Water should be provided in a shallow dish which has a wad of cotton wool placed in it to prevent your insect (or babies) falling in and drowning. The cotton wool wad should be thoroughly wet so the insect can easily get to the water if it needs to.

Humidity must be kept quite high by spraying the tank and compost with fresh clean water on a daily basis. Remember, these insects like it damp and warm but they are not aquatic so don't over do it!

Breeding Giant Millipedes

Millipedes can be sexed easily when adult. The male has 2 of his legs modified in to grasping claws. If you look closely at the 7th segment of your millipedes body you may see that there appears to be one pair of legs seems to be missing or look 'different' to the rest. If this is the case then you have a male. These 2 legs of the male are usually kept tucked right under it's body so this is why they appear to be missing. If all the legs in this area are 'normal' then it's a female.

If you keep a pair of millipedes together you may be lucky enough to see their courtship ritual which involves the male lining up beside the female and vibrating his legs. If the female is willing then she will raise her front end and the male will do the same and they will begin to entwine their bodies. Once they are in the correct position the male will use his adapted two legs to grasp the female and then sperm is passed between them. This process may be repeated many times.
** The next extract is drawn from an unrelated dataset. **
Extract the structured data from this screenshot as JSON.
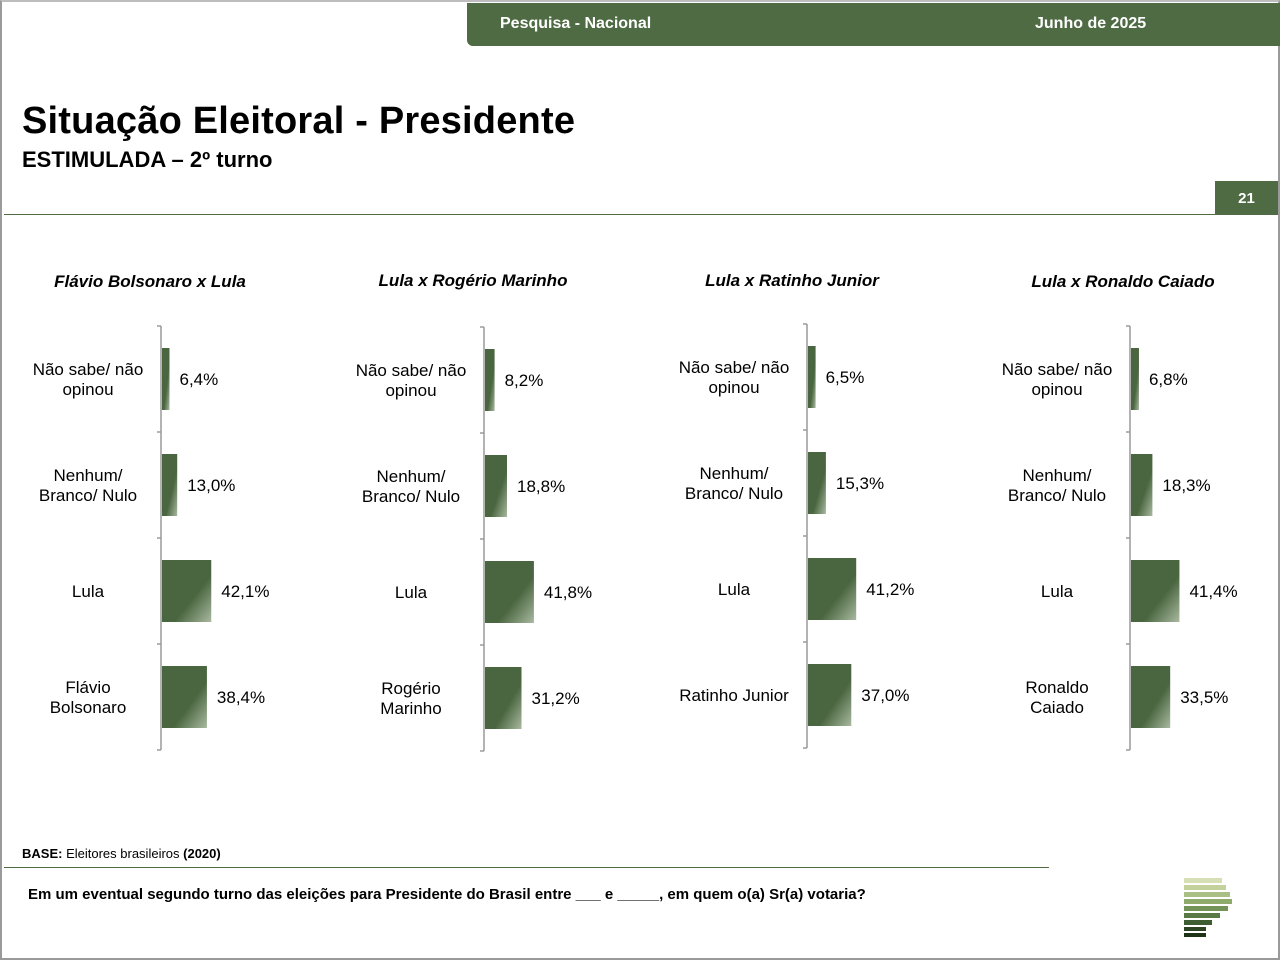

Once ready, the female will burrow in to the compost and create a chamber in which she will deposit her eggs. Some species are active parents and the female will guard the eggs until they hatch, this can take a few weeks so be patient.

Eventually on hatching the miniature millipedes will bury themselves in the compost or if you have a corner of food they will hide amongst it. The babies will be just a few millimetres long and are very difficult to see so be careful when cleaning out your tank and changing the food.

If you have been trying to breed millipedes and suspect that hatchlings may be around it is a good idea to put the old food in a tank of it's own just in case you remove the babies with the food!

Millipedes grow fairly rapidly at first and will begin with just 4 or 5 segments each carrying one pair of legs rather than the normal two. Every time the insect moults it will add further segments and the new segments will usually have the normal two pairs of legs.

From hatching to full maturity can take up to 10 years in some slow growing giant species

Handling Giant Millipedes

Most of the commonly kept giant millipedes are perfectly harmless if treated with respect during handling, the easiest and safest method is to allow them to crawl on to your hand of their own accord by placing your hand flat on the ground in front of them. If you pick up your millipede from the compost then it may roll in to a ball as it's first level of defence. Red Leg Millipede

If you try to prize open the living bundle then it may exude chemicals, this is when you can be harmed in some species. This is their second level of defence and only occurs if the animal feels it's life is in danger. Always handle your millipede firmly but gently and you will have no problems.

It is important to know which species are more likely to exude the liquid and which aren't, even more importantly you should be aware of which ones produce the most toxic of these fluids.